I Must Confess
I must confess I struggle with overworking. Not only do I love what I do, but I love feeling productive. I love the feeling of marking things off of my check list. I love feeling organized. I love new ideas, new projects, new connections and new ways of seeing something that has become too familiar. I love seeing others getting excited about the same things.
So when I received a text the other day from someone with a fabulous idea, inviting me to consider exploring it with them, and my first response was to shut the idea down, fearing it would create more work for me, I realized what I need. I needed rest. It was a signal to me that I had not taken enough time for myself, to recharge my spirit, to slow down, to say no, and to rest.
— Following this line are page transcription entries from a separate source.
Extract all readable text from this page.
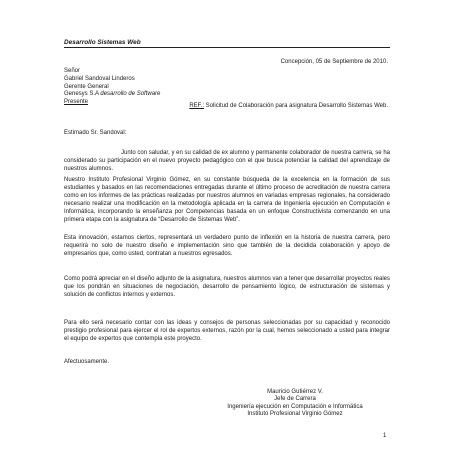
Desarrollo Sistemas Web
Concepción, 05 de Septiembre de 2010.
Señor
Gabriel Sandoval Linderos
Gerente General
Genesys S.A desarrollo de Software
Presente
REF.: Solicitud de Colaboración para asignatura Desarrollo Sistemas Web.
Estimado Sr. Sandoval:
Junto con saludar, y en su calidad de ex alumno y permanente colaborador de nuestra carrera, se ha considerado su participación en el nuevo proyecto pedagógico con el que busca potenciar la calidad del aprendizaje de nuestros alumnos.
Nuestro Instituto Profesional Virginio Gómez, en su constante búsqueda de la excelencia en la formación de sus estudiantes y basados en las recomendaciones entregadas durante el último proceso de acreditación de nuestra carrera como en los informes de las prácticas realizadas por nuestros alumnos en variadas empresas regionales, ha considerado necesario realizar una modificación en la metodología aplicada en la carrera de Ingeniería ejecución en Computación e Informática, incorporando la enseñanza por Competencias basada en un enfoque Constructivista comenzando en una primera etapa con la asignatura de “Desarrollo de Sistemas Web”.
Esta innovación, estamos ciertos, representará un verdadero punto de inflexión en la historia de nuestra carrera, pero requerirá no solo de nuestro diseño e implementación sino que también de la decidida colaboración y apoyo de empresarios que, como usted, contratan a nuestros egresados.
Como podrá apreciar en el diseño adjunto de la asignatura, nuestros alumnos van a tener que desarrollar proyectos reales que los pondrán en situaciones de negociación, desarrollo de pensamiento lógico, de estructuración de sistemas y solución de conflictos internos y externos.
Para ello será necesario contar con las ideas y consejos de personas seleccionadas por su capacidad y reconocido prestigio profesional para ejercer el rol de expertos externos, razón por la cual, hemos seleccionado a usted para integrar el equipo de expertos que contempla este proyecto.
Afectuosamente.
Mauricio Gutiérrez V.
Jefe de Carrera
Ingeniería ejecución en Computación e Informática
Instituto Profesional Virginio Gómez
1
Intellectually, I know the dangers of not resting. I know what it can do to my mind, body, spirit, and relationships. I preach it. I teach it. The importance of self-care shows up in classes I teach, trainings I lead, coaching and counseling sessions, and conversations with colleagues, friends, and family as I encourage people to practice self-care and hold to it. Yet, I confess. I still struggle with it.
Part of it is I was raised to value hard work. So much so that often my identity and worth can get wrapped up in the volume, content, and quality of my work. If I am not careful, my sense of self as made in the image of God can lean more towards human “doing” rather than human “being.” Rest does not come easy for me.
However, I know the results of dismissing, diminishing, and denying rest for myself. I don’t enjoy my work and ministry as much as my heart would desire. I am not as productive. I make even longer check lists which become impossible to complete. I lose a sense of creativity, wonder, and delight. And I have trouble seeing the joy in others and in myself.
This weekend I was reminded of the words of David Whyte as he writes about rest in this way:
“Rested, we are ready for the world
but not held hostage by it,
rested we care again for the right things
and the right people in the right way.
In rest we reestablish the goals
that make us more generous,
more courageous, more of an invitation,
someone we want to remember,
and someone others would want to remember too.”
--from CONSOLATIONS: The Solace, Nourishment and Underlying Meaning of Everyday Words. © David Whyte and Many Rivers Press
Rest is essential to our very being. It is a sacred mandate. It is the secret to a fuller life and relationship with the Divine, with self, and with others. Discovering the bliss and benefits of rest—may it be so in your life and mine as well.